Il modello, ormai interiorizzato, è quello dell’imprenditore di se stesso, ma precario: entreprecariato, secondo il felice (?) conio di Silvio Lorusso. Dal sito di Bagman: “Il nostro corriere lavora in proprio. Insegnerà cosa significa avere a che fare con fornitori, merci, pagamenti, multe e… imprevisti!”. Non manca la strizzata d’occhio all’imprenditoria etica e alla legalità: “Imparerai che ricorrendo alle BLACKCARD (cioè al lavoro in nero, ndr.) potresti non risolvere i tuoi problemi…”.
Ora. Lungi da me il moralismo, anzi il gramellinismo. Ma i giochi, ovvero i modelli che si propongono ai bambini, sono lo specchio dei tempi. E allora se il Risiko è stato l’indiscusso benché pallosissimo protagonista dell’ultima fase della guerra fredda, e il Monopoly l’epitome della corsa all’arricchimento tramite speculazione edilizia del capitalismo maturo, logicamente ora è il turno del delivery. E sia chiaro che non me la sto prendendo con Emanuele Cancelliere, il fondatore della Torinoys srl: bravo lui a cogliere lo zeitgeist, o fortunato a farsene possedere, gli auguriamo di avere successo, con la sua idea di imprenditore.

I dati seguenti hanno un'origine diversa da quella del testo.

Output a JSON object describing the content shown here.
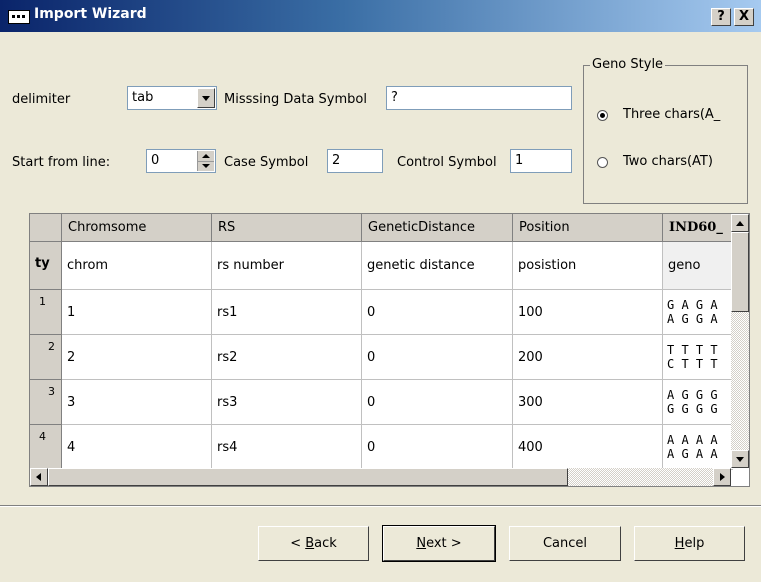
{
  "window": {
    "title": "Import Wizard",
    "help_btn": "?",
    "close_btn": "X"
  },
  "options": {
    "delimiter_label": "delimiter",
    "delimiter_value": "tab",
    "missing_label": "Misssing Data Symbol",
    "missing_value": "?",
    "start_label": "Start from line:",
    "start_value": "0",
    "case_label": "Case Symbol",
    "case_value": "2",
    "control_label": "Control Symbol",
    "control_value": "1"
  },
  "geno_style": {
    "legend": "Geno Style",
    "options": [
      {
        "label": "Three chars(A_",
        "selected": true
      },
      {
        "label": "Two chars(AT)",
        "selected": false
      }
    ]
  },
  "grid": {
    "columns": [
      "Chromsome",
      "RS",
      "GeneticDistance",
      "Position",
      "IND60_"
    ],
    "type_row": {
      "header": "ty",
      "cells": [
        "chrom",
        "rs number",
        "genetic distance",
        "posistion",
        "geno"
      ]
    },
    "rows": [
      {
        "header": "1",
        "cells": [
          "1",
          "rs1",
          "0",
          "100"
        ],
        "geno": "G A G A\nA G G A"
      },
      {
        "header": "2",
        "cells": [
          "2",
          "rs2",
          "0",
          "200"
        ],
        "geno": "T T T T\nC T T T"
      },
      {
        "header": "3",
        "cells": [
          "3",
          "rs3",
          "0",
          "300"
        ],
        "geno": "A G G G\nG G G G"
      },
      {
        "header": "4",
        "cells": [
          "4",
          "rs4",
          "0",
          "400"
        ],
        "geno": "A A A A\nA G A A"
      }
    ]
  },
  "buttons": {
    "back": {
      "pre": "< ",
      "acc": "B",
      "post": "ack"
    },
    "next": {
      "pre": "",
      "acc": "N",
      "post": "ext >"
    },
    "cancel": "Cancel",
    "help": {
      "pre": "",
      "acc": "H",
      "post": "elp"
    }
  }
}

Ricordo che qualche tempo fa avevo notato mio figlio, 5 anni, attaccato a un videogioco del tablet che sembrava stressarlo più che divertirlo: impersonava il dipendente di un fast food e doveva montare panini e riempire bicchieri di bibite il più velocemente possibile per servire vari tavoli in contemporanea, con clienti sempre più incazzati e minacciosi, che dopo un’attesa troppo lunga si alzavano e se ne andavano. Ovviamente se sei lì che ci giochi, come abbiamo fatto tutti, badi alla sostanza, a seguire le regole del videogame, e non alla scenografia, alla narrazione che fornisce il contesto. Però se ti allontani un attimo, se sei quello accanto al player, ti può venire il pensiero paranoico: non è che stanno condizionando mio figlio, che lo stanno abituando fin da adesso a essere il banconista sotto pressione di un alienante fabbrica di cibo?
È vero che quasi tutto si sta gamificando, cioè che il modello del gioco sta entrando in tutti i contesti lavorativi: è un modo alternativo e allettante per far eseguire mansioni e task sempre meglio, sempre più in fretta (consiglio di leggere questo articolo di Andrea Signorelli sulla gamification). Ma è anche vero il contrario: che il lavoro – più che i mondi alternativi e fantastici, o quelli fin troppo reali ma comunque eccezionali della guerra e dello sport – è un topos sempre più presente nell’universo dei giochi. Gamification del lavoro, jobification del gioco. Fino a che alla fine sarà tutto un unico minestrone: già prima non riuscivamo più a distinguere quando stavamo lavorando e quando eravamo in pausa; ora con lo smartworking ancora di più. Chi sa cosa ci riserva il futuro, signora mia. Ma adesso devo andare, a ordinare la cena online.